Ist Flanderns Haushalt 2015 doch defizitär?

Die flämische Landesregierung schließt nicht aus, dass die Haushaltskontrolle, die im Frühjahr durchgeführt wird, ein Defizit bringen wird. Derzeit sollen bis zu 900 Mio. € fehlen. Jetzt einen ausgeglichenen Haushalt zu präsentieren, sei unmöglich, so Landeschef Geert Bourgeois (N-VA - Foto). Das liegt u.a. an den Anforderungen der EU.

Die Europäische Union verlangt, dass die Länder und Regionen auch jene Investitionen im Haushalt unterbringen, die über Gemeinschaftsprojekte mit der Privatwirtschaft laufen. Diese PPP-Projekte („public private partnership“) genannten Investitionen in Gebäude oder Infrastruktur waren bisher ein idealer Weg für Flandern, Ausgaben für Investitionen in solche Projekte nur teilweise in den Landeshaushalt einfließen zu lassen.

Doch die EU verlangt, dass die gesamten Summen aufgeführt werden sollen. Dies wiederum sorgt dafür, dass Flandern unmöglich den Haushalt 2015 ausgleichen kann, wie Ministerpräsident Geert Bourgeois (N-VA) am Mittwochmorgen gegenüber der VRT-Nachrichtenredaktion angab: „Das Koalitionsabkommen geht von einem ausgeglichenen Haushalt aus. Aber wir befinden uns in einer neuen Situation. Es ist für mich sehr wichtig, investieren zu können.“

Auf die Frage, ob man nicht vielleicht das Tabu des ausgeglichenen Haushalts brechen sollte und auch einmal ein Defizit präsentieren könnte, wollte sich der Landeschef nicht wirklich einlassen: „Dazu möchte ich mich nicht äußern.
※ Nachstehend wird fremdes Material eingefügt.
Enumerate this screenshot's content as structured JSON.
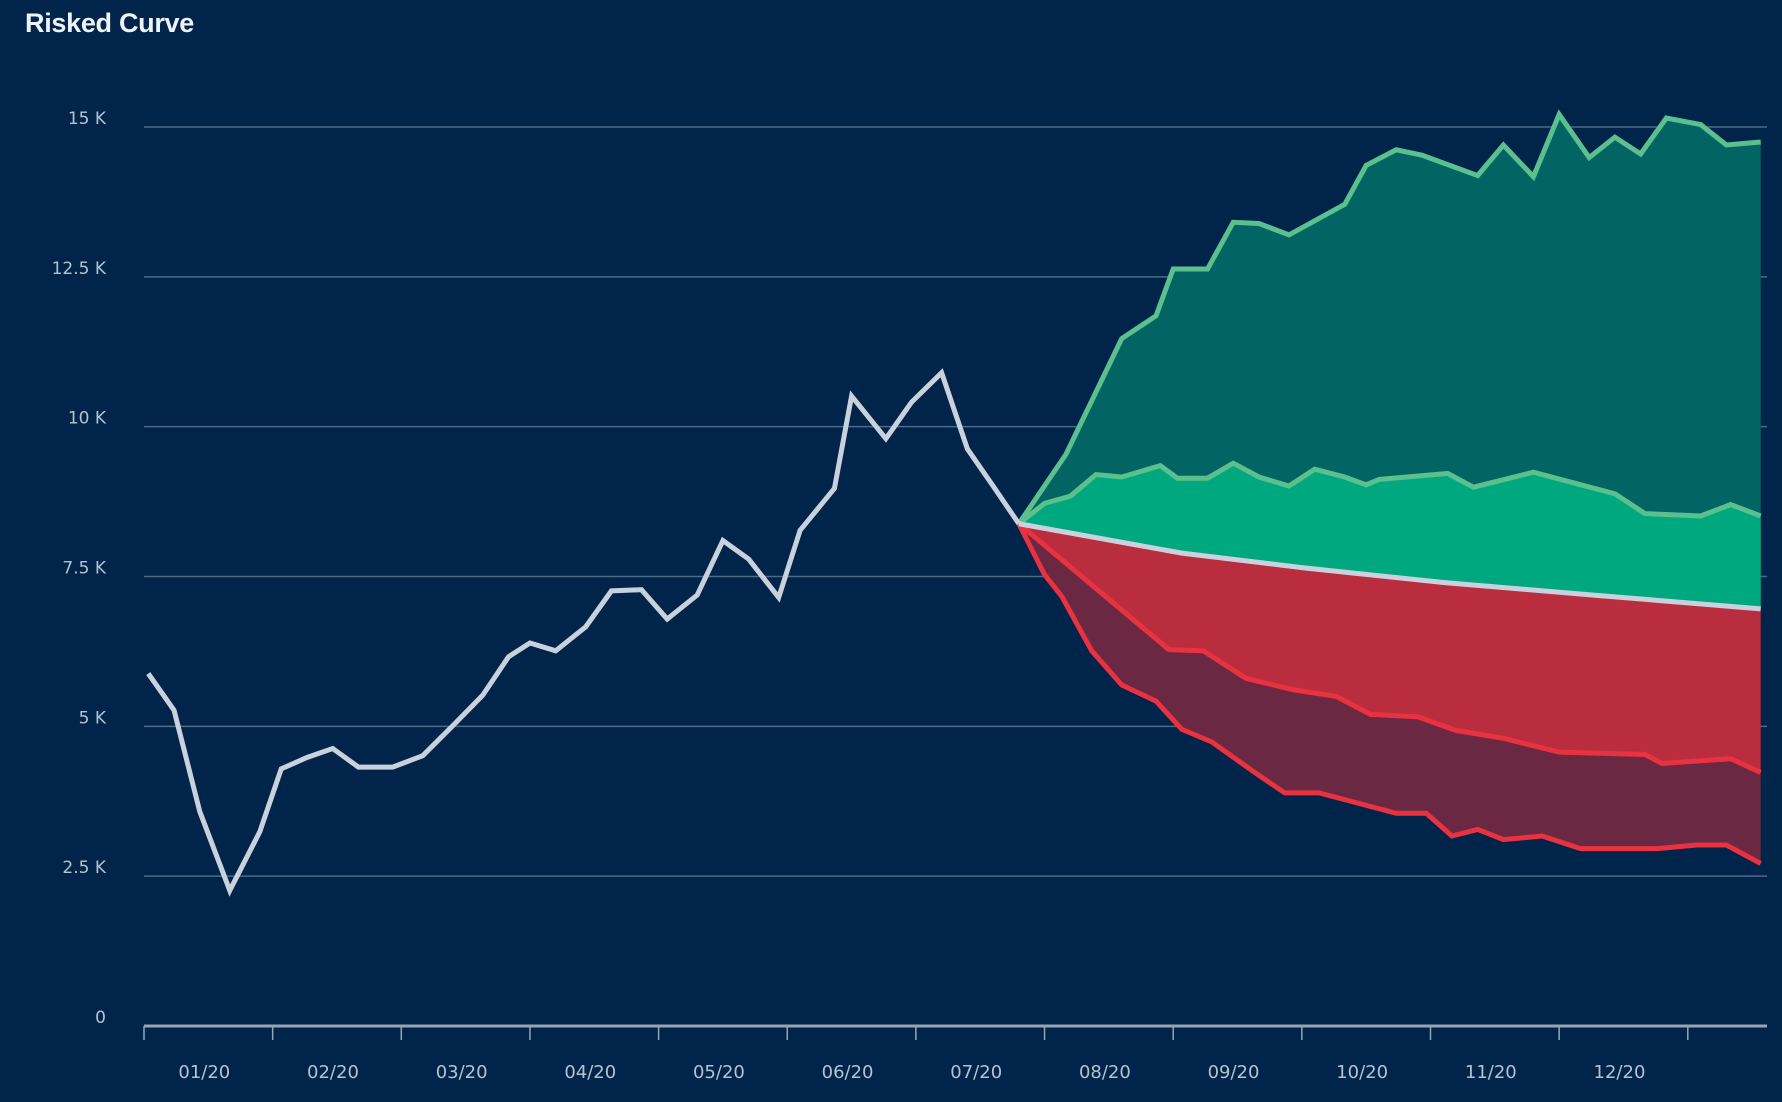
{
  "chart_data": {
    "type": "area",
    "title": "Risked Curve",
    "xlabel": "",
    "ylabel": "",
    "x_tick_labels": [
      "01/20",
      "02/20",
      "03/20",
      "04/20",
      "05/20",
      "06/20",
      "07/20",
      "08/20",
      "09/20",
      "10/20",
      "11/20",
      "12/20"
    ],
    "y_tick_labels": [
      "0",
      "2.5 K",
      "5 K",
      "7.5 K",
      "10 K",
      "12.5 K",
      "15 K"
    ],
    "y_ticks": [
      0,
      2500,
      5000,
      7500,
      10000,
      12500,
      15000
    ],
    "ylim": [
      0,
      15000
    ],
    "xlim": [
      "2020-01-01",
      "2021-01-19"
    ],
    "grid": "horizontal",
    "legend": "none",
    "colors": {
      "background": "#00244a",
      "grid": "#4d6a88",
      "axis": "#9aa5b4",
      "history_line": "#c9d1dc",
      "green_line": "#5cbf8e",
      "red_line": "#e8323f",
      "upper_band_fill": "#026563",
      "mid_band_fill": "#00a880",
      "lower_band_fill": "#b92d3f",
      "lowest_band_fill": "#6a2843"
    },
    "series": [
      {
        "role": "history",
        "points": [
          [
            "2020-01-02",
            5880
          ],
          [
            "2020-01-08",
            5270
          ],
          [
            "2020-01-14",
            3580
          ],
          [
            "2020-01-21",
            2260
          ],
          [
            "2020-01-28",
            3240
          ],
          [
            "2020-02-03",
            4290
          ],
          [
            "2020-02-09",
            4480
          ],
          [
            "2020-02-15",
            4630
          ],
          [
            "2020-02-21",
            4320
          ],
          [
            "2020-02-29",
            4320
          ],
          [
            "2020-03-06",
            4510
          ],
          [
            "2020-03-13",
            5010
          ],
          [
            "2020-03-20",
            5520
          ],
          [
            "2020-03-26",
            6160
          ],
          [
            "2020-03-31",
            6390
          ],
          [
            "2020-04-07",
            6260
          ],
          [
            "2020-04-14",
            6660
          ],
          [
            "2020-04-20",
            7260
          ],
          [
            "2020-04-27",
            7280
          ],
          [
            "2020-05-03",
            6790
          ],
          [
            "2020-05-10",
            7190
          ],
          [
            "2020-05-16",
            8100
          ],
          [
            "2020-05-22",
            7790
          ],
          [
            "2020-05-29",
            7150
          ],
          [
            "2020-06-04",
            8270
          ],
          [
            "2020-06-12",
            8970
          ],
          [
            "2020-06-16",
            10510
          ],
          [
            "2020-06-24",
            9800
          ],
          [
            "2020-06-30",
            10410
          ],
          [
            "2020-07-07",
            10900
          ],
          [
            "2020-07-13",
            9630
          ],
          [
            "2020-07-19",
            9010
          ],
          [
            "2020-07-25",
            8380
          ]
        ]
      },
      {
        "role": "upside_high",
        "points": [
          [
            "2020-07-25",
            8380
          ],
          [
            "2020-08-06",
            9540
          ],
          [
            "2020-08-19",
            11470
          ],
          [
            "2020-08-27",
            11850
          ],
          [
            "2020-09-01",
            12630
          ],
          [
            "2020-09-09",
            12630
          ],
          [
            "2020-09-15",
            13410
          ],
          [
            "2020-09-21",
            13390
          ],
          [
            "2020-09-28",
            13200
          ],
          [
            "2020-10-11",
            13710
          ],
          [
            "2020-10-16",
            14360
          ],
          [
            "2020-10-23",
            14620
          ],
          [
            "2020-10-29",
            14530
          ],
          [
            "2020-11-12",
            14190
          ],
          [
            "2020-11-18",
            14700
          ],
          [
            "2020-11-25",
            14170
          ],
          [
            "2020-12-01",
            15210
          ],
          [
            "2020-12-08",
            14490
          ],
          [
            "2020-12-14",
            14830
          ],
          [
            "2020-12-20",
            14550
          ],
          [
            "2020-12-26",
            15150
          ],
          [
            "2021-01-04",
            15040
          ],
          [
            "2021-01-10",
            14700
          ],
          [
            "2021-01-18",
            14750
          ]
        ]
      },
      {
        "role": "upside_mid",
        "points": [
          [
            "2020-07-25",
            8380
          ],
          [
            "2020-07-31",
            8720
          ],
          [
            "2020-08-07",
            8840
          ],
          [
            "2020-08-13",
            9200
          ],
          [
            "2020-08-19",
            9160
          ],
          [
            "2020-08-28",
            9350
          ],
          [
            "2020-09-02",
            9140
          ],
          [
            "2020-09-09",
            9140
          ],
          [
            "2020-09-15",
            9390
          ],
          [
            "2020-09-21",
            9160
          ],
          [
            "2020-09-28",
            9010
          ],
          [
            "2020-10-04",
            9290
          ],
          [
            "2020-10-11",
            9160
          ],
          [
            "2020-10-16",
            9030
          ],
          [
            "2020-10-19",
            9120
          ],
          [
            "2020-11-05",
            9220
          ],
          [
            "2020-11-11",
            8990
          ],
          [
            "2020-11-25",
            9240
          ],
          [
            "2020-12-14",
            8880
          ],
          [
            "2020-12-21",
            8550
          ],
          [
            "2021-01-04",
            8510
          ],
          [
            "2021-01-11",
            8700
          ],
          [
            "2021-01-18",
            8510
          ]
        ]
      },
      {
        "role": "base",
        "points": [
          [
            "2020-07-25",
            8380
          ],
          [
            "2020-09-03",
            7890
          ],
          [
            "2020-10-02",
            7640
          ],
          [
            "2020-11-04",
            7400
          ],
          [
            "2020-12-09",
            7190
          ],
          [
            "2021-01-18",
            6960
          ]
        ]
      },
      {
        "role": "downside_mid",
        "points": [
          [
            "2020-07-25",
            8380
          ],
          [
            "2020-08-30",
            6280
          ],
          [
            "2020-09-08",
            6260
          ],
          [
            "2020-09-18",
            5800
          ],
          [
            "2020-09-29",
            5610
          ],
          [
            "2020-10-09",
            5500
          ],
          [
            "2020-10-17",
            5200
          ],
          [
            "2020-10-28",
            5160
          ],
          [
            "2020-11-07",
            4930
          ],
          [
            "2020-11-18",
            4800
          ],
          [
            "2020-12-01",
            4570
          ],
          [
            "2020-12-21",
            4530
          ],
          [
            "2020-12-25",
            4380
          ],
          [
            "2021-01-11",
            4460
          ],
          [
            "2021-01-18",
            4230
          ]
        ]
      },
      {
        "role": "downside_low",
        "points": [
          [
            "2020-07-25",
            8380
          ],
          [
            "2020-07-31",
            7530
          ],
          [
            "2020-08-05",
            7170
          ],
          [
            "2020-08-12",
            6260
          ],
          [
            "2020-08-19",
            5690
          ],
          [
            "2020-08-27",
            5420
          ],
          [
            "2020-09-03",
            4950
          ],
          [
            "2020-09-10",
            4740
          ],
          [
            "2020-09-20",
            4230
          ],
          [
            "2020-09-27",
            3890
          ],
          [
            "2020-10-05",
            3890
          ],
          [
            "2020-10-23",
            3550
          ],
          [
            "2020-10-30",
            3550
          ],
          [
            "2020-11-06",
            3170
          ],
          [
            "2020-11-12",
            3280
          ],
          [
            "2020-11-18",
            3110
          ],
          [
            "2020-11-27",
            3170
          ],
          [
            "2020-12-06",
            2960
          ],
          [
            "2020-12-24",
            2960
          ],
          [
            "2021-01-03",
            3020
          ],
          [
            "2021-01-10",
            3020
          ],
          [
            "2021-01-18",
            2710
          ]
        ]
      }
    ]
  }
}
Wir werden das intern besprechen. Aber ich wiederhole mit Nachdruck: Disziplin einhalten aber auch Möglichkeiten für Investitionen schaffen.“

Vize-Ministerpräsidentin und Landes-Bildungsministerin Hilde Crevits (CD&V - kl. Foto) war in dieser Frage schon etwas offener. Sie gab gegenüber der VRT zu verstehen, dass sie die Möglichkeit, dieses Jahr auf ausgeglichene Zahlen zu verzichten, durchaus prüfen wolle:

„Wenn man eine so schwierige Haushaltskontrolle angeht, bei der jeder weiß, dass das sehr schwer wird, dann muss man das mit offenen Augen betrachten. Wir machen Politik für die Menschen und deshalb ist es wichtig, alle Pisten offen zu lassen und zu analysieren. Für mich ist wichtig, dass ein Gleichgewicht in Anbetracht gezogen wird, aber, dass wir auch die andere Seite der Medaille genau prüfen sollten.